Story and Photos By Grace Bennett
April 12, White Plains, NY–A procession of 30 ‘Holocaust Rescued Torahs’ took place at the Yom Hashoah Ceremony in the Anne Frank Garden of Remembrance– each symbolic of the devastation that fell Jewish communities throughout Nazi-occupied Europe, each also a reminder of Jewish resilience and survival against all odds.
Representatives from Temples, Synagogues and Jewish Centers from throughout Westchester County carefully cradled and carried the preserved Torahs to the foot of the open gates. From New Castle’s Temple Beth El of Northern Westchester, a Torah, held by Rabbi Jonathan Jaffe, came from Boskovice, at the time a part of Germany, now in the Czec Republic. From Congregation B’nai Yisrael in Armonk was a Torah scroll saved by congregants of a Synagogue in Pacov (50 miles SE of Prague).
Songs by the Westchester Day School choir followed as did the blowing of the Shofar and an invocation by Rabbi Daniel Gropper of the Westchester Board of Rabbis; Gropper notably called out current day bigotry. He also quoted the Garden of Remembrance’s inscription: “In memory of those who died. In thanksgiving for those who survived. In gratitude for those who risked their lives in rescue.”
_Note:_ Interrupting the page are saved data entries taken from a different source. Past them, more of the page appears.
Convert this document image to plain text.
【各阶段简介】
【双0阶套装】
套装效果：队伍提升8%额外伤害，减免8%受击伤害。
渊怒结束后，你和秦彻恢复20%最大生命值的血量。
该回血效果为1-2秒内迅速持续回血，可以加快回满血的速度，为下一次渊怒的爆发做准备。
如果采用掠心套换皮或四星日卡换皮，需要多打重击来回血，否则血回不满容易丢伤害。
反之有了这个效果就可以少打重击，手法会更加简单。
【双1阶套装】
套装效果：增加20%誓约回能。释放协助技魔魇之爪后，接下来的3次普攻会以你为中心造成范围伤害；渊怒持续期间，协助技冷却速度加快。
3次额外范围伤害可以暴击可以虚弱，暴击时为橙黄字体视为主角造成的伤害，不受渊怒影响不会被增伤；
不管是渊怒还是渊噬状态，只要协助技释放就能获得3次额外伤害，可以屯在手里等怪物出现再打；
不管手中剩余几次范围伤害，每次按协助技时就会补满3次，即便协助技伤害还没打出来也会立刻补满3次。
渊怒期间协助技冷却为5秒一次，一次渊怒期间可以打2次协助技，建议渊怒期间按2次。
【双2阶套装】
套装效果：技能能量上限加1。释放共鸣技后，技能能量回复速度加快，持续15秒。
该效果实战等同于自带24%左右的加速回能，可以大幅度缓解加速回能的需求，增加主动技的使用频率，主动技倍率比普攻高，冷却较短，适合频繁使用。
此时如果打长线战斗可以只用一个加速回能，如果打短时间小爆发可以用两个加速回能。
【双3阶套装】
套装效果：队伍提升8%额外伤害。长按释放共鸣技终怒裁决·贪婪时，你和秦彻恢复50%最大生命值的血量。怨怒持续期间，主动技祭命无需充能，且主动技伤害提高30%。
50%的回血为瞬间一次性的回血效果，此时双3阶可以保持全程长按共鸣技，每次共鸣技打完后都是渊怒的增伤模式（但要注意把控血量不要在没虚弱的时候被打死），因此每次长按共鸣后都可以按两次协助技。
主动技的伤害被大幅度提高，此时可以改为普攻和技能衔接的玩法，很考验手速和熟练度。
Remarks by Joseph Kaidanow, Chairman of the Holocaust and Human Rights Education Center, and from Lisa Roberts. President of the Westchester Jewish Council, preceded those of County Executive George Latimer.
Kaidanow, recalled the legacy of the much beloved Eugene Grant, a survivor and long-time, generous benefactor of the HHREC who recently passed. Eugene often warned, he said, of what can happen “when people fail to be upstanders.”
Latimer reminded attendees of the “common humanity and vigilance” we must share after “six million Jews were mercilessly killed.”
The final remarks before a candle lighting were from survivor Agnes Vertes who relayed the harrowing details of her experiences being separated from her parents, describing too how vital it was to her that she was still together with her little sister.
Both were hidden as very young children from the Nazis in Hungary. One tale in particular resonated when Vertes told of how her two-year-old sister tugged playfully on the trouser of a Hungarian Nazi officer who had come to find Jews in the orphanage she and her sister were living in as ‘Catholics.’ (Agnes was warned never to mention they were Jewish–she came to understand why after witnessing Jewish people being beaten.)
The SS officer was charmed by her sister, tossed her in the air, and said that only an Aryan child could be so cute. He abandoned his mission.
“She was 100 percent Jewish!” Gertes said, proudly, eliciting some laughter too. Her little sister, she said, “may have saved 100 lives that day.”
Gertes described how she struggled with survivor’s guilt after learning so many children were killed, but gradually felt she “was lucky to have survived” so that she could tell the story so that such events would never be repeated again.